About polo in Australia…
There is a little curious conjecture about the exact details of the start of polo in Australia. Anecdotal reporting says that “polo was introduced to Australia by officers of the Indian Army who used to vacation here” – which sounds plausible, although the same item goes on to say the first match was played in Melbourne in 1875, which we know is incorrect.
The Sydney Polo Club lays claim to be the first polo club in the southern hemisphere, having been formed in 1870, and the first recorded match was then played on 15 August 1874 in Moore Park (although some records actually date the first match as 23 July 1874).
The New South Wales Polo Association was established in 1892, notably the same year as Banjo Paterson composed his famous poem, The Geebung Polo Club (although the image of polo in this poem is a little more rough and ready than the image we have of it today!).
About polo in Centennial Park…
Since the 1890s, there have been a number of occasions when polo was permitted in Centennial Park on a limited basis for training – however official polo matches were not introduced until December 2006, when two exhibition matches were held.
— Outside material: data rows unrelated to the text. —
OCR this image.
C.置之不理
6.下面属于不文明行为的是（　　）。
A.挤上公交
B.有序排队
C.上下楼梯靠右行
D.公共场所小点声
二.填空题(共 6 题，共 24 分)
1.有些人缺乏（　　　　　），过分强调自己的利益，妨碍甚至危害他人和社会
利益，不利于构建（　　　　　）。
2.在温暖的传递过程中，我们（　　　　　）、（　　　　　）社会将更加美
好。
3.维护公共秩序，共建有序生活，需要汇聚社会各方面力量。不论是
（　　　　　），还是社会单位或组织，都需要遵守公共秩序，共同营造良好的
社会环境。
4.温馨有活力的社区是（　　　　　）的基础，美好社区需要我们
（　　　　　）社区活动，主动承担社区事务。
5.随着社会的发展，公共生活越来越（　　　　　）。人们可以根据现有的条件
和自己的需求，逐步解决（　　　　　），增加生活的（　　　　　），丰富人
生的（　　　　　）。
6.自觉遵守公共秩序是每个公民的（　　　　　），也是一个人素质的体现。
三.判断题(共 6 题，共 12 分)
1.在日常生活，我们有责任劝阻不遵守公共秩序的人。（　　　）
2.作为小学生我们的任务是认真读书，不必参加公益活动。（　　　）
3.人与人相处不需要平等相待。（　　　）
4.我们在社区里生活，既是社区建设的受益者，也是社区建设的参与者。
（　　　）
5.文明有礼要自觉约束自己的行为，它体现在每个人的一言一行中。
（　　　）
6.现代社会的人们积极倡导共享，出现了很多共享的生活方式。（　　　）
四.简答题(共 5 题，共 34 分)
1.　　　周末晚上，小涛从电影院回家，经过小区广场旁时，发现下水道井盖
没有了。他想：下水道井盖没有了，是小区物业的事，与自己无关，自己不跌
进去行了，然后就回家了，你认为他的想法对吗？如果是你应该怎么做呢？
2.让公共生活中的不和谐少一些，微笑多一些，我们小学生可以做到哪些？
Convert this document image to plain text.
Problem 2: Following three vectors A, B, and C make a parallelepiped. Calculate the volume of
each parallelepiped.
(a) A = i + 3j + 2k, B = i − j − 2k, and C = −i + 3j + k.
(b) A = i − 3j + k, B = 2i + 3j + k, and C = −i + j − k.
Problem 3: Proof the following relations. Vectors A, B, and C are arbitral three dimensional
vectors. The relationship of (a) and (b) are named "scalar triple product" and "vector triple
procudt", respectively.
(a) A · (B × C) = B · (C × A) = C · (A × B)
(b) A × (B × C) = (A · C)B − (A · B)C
Approximately 1,500 people turned up to watch the action and the subsequent buzz generated by the occasion has led to an annual event – Polo in the City – becoming established on the annual calendar. Around 3,000 spectators now make their way to the Park to watch the matches.
How can I watch Polo in the City this weekend?
The next event is Saturday 15 November 2014. While tickets are sold out, you can still avail of our free public viewing area to catch a glimpse of the action!